İstanbul sözleşmesi yaşatır dedik; ama bu sözleşmenin yokluğunda, yine bir canımız aramızdan hunharca koparıldı. Hepimizin çocuğu, evladıydı Sıla Şentürk ve daha 16 yaşındaydı.
Ülkemizin neresinde olduğu önemli değil daha hayatının başında zorla nişanlandırılan, evlendirilen ve şiddete maruz kalan binlerce çocuktan biriydi Sıla; DUYMADIK!Çocukluk umutları, hayalleri, yaşama sevinci zorla elinden alındı, GÖRMEDİK! Sıla’yı yaşatabilseydik eğer; okula gidecekti, geleceğe dair hayaller kuracaktı ve bu hayallerden bir gelecek tasarlayacaktı kendine; ama izin vermediler, UMURSAMADIK. Bizler toplum olarak
Sılamızı KO-RU-YA-MA-DIK!
İstanbul Sözleşmesi’nin bir kalemde hukuk alanından çıkarılmasından beri, bu kaçınca acı ve daha kaç tane acı ile sınanacağız? &S230;.. Alışmadık, alışmayacağız, sessiz kalmayacağız, susmayacağız.

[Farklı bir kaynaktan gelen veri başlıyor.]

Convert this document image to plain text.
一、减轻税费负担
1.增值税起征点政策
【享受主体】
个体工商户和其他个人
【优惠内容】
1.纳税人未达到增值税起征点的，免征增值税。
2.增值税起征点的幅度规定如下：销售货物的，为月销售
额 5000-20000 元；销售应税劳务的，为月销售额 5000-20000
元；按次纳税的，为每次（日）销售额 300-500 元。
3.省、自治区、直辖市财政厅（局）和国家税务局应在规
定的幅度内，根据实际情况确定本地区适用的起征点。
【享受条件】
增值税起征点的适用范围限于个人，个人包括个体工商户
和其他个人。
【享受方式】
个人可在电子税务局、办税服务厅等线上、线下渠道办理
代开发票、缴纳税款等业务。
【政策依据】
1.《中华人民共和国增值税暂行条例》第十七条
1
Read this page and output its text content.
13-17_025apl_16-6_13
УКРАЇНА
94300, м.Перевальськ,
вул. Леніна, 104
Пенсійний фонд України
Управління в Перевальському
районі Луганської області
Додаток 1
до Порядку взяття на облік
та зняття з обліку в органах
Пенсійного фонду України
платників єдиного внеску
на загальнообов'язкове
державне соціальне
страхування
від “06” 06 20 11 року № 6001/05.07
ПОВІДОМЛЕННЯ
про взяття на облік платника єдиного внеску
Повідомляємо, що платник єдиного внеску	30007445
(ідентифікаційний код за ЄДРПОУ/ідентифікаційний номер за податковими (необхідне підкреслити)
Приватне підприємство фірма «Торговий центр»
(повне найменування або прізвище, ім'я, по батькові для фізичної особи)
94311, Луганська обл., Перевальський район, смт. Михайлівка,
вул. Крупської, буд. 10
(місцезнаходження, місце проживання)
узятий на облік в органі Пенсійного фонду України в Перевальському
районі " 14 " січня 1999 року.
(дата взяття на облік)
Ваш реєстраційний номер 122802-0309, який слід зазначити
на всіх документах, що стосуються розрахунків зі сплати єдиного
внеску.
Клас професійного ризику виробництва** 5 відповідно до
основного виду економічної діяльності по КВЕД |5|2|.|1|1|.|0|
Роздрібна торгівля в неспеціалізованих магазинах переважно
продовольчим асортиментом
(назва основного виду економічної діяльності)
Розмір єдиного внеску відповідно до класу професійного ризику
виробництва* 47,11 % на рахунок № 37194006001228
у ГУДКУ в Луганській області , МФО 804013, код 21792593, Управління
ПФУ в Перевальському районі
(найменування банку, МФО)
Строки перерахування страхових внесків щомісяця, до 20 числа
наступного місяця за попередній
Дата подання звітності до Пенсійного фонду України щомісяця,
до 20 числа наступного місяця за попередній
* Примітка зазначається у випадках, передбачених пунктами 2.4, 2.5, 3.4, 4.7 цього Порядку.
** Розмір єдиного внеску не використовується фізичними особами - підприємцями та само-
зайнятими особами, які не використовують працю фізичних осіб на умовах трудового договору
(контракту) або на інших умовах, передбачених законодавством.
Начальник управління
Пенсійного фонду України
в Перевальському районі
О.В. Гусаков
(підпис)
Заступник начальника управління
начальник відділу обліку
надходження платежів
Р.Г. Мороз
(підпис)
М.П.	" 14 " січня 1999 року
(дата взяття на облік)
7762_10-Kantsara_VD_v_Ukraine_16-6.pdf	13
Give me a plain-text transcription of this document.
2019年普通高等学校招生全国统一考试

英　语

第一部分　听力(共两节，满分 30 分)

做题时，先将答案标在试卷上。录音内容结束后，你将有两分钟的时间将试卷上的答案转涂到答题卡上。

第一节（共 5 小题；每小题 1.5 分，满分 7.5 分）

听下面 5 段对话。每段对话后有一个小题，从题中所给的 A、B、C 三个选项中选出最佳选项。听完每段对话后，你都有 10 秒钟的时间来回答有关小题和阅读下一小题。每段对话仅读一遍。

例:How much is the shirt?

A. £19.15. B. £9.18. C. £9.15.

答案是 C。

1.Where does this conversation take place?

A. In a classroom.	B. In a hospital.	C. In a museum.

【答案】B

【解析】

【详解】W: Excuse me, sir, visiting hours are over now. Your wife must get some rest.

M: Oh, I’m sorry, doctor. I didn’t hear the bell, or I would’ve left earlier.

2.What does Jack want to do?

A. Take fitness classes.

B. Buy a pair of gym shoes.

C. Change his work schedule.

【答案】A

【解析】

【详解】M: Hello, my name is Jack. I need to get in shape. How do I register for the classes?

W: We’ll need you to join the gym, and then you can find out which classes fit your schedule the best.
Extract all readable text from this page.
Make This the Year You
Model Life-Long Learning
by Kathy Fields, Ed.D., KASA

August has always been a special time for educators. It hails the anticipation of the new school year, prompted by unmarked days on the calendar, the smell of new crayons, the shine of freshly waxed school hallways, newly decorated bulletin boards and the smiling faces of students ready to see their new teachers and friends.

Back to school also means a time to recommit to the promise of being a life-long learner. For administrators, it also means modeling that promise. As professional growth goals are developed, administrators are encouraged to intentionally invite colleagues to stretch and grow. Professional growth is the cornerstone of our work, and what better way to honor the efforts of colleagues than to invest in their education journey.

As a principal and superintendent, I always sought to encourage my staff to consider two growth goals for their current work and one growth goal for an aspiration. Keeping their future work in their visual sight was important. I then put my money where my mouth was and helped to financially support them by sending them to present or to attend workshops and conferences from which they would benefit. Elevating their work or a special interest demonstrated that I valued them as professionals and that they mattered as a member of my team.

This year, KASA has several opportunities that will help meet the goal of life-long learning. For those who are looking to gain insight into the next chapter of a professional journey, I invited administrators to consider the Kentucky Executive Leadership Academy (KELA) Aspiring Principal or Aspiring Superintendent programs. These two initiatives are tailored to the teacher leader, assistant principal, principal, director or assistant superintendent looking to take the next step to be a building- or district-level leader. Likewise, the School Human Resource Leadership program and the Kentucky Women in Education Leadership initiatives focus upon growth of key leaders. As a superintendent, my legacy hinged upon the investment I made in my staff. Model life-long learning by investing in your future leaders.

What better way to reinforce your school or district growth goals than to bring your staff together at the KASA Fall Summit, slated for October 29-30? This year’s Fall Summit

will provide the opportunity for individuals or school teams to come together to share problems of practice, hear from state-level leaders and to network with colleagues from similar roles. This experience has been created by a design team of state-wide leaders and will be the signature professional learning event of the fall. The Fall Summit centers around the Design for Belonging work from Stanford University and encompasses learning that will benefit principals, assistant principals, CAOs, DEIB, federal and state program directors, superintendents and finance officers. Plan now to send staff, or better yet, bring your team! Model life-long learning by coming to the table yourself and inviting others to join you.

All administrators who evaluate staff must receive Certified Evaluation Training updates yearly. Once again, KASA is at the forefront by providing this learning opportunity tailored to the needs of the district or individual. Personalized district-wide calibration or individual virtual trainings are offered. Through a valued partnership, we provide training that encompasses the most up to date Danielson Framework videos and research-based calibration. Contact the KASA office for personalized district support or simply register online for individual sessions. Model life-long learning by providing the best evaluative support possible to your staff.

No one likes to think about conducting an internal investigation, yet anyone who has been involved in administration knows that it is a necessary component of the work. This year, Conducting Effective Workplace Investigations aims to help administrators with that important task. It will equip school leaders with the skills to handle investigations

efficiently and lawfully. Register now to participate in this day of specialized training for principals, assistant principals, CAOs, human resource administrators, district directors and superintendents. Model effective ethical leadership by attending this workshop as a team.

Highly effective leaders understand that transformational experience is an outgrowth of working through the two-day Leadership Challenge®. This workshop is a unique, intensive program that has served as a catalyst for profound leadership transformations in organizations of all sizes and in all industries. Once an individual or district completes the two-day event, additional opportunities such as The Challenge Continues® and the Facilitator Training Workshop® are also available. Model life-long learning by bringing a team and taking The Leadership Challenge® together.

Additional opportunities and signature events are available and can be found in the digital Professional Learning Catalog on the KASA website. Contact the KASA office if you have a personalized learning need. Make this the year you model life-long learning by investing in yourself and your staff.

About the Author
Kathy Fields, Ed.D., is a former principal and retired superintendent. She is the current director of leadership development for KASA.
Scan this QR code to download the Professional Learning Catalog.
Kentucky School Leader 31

Memleketimizde hiçbir ayrım gözetmeden şiddete maruz kalan tün kesimlerin yanında olmaya, ölümleri kanıksamadan tüm gerçekleri haykırmaya devam edeceğiz;İSTANBUL SÖZLEŞMESİ YAŞATIR!
İnsanlık tarihi boyunca şiddete karşı yapılan bir mücadelenin ürünü olan bu sözleşme; getirdiği mekanizmalar ile ŞİDDETTEN ve KORKUDAN uzak, bireyin cinsiyetine bakılmaksızın toplum içerisinde güven içinde yaşamasının teminatıydı. Bu sözleşmeden çıkmanın bedelini her dakika şiddet sarmalında yitirdiğimiz canlarımızın acılarını yaşayarak görüyoruz.
Artık YETER! Hepimizin çocuğu Sıla’mızın acısı yüreklerimizde; başka çocuklarımızı, başka kadınlarımızı şiddet sarmalı içinde yitirmek istemiyoruz. Yeter diyoruz ve İstanbul Sözleşmesi tüm mekanizmaları ile ivedi olarak geri getirilmesini talep ediyoruz.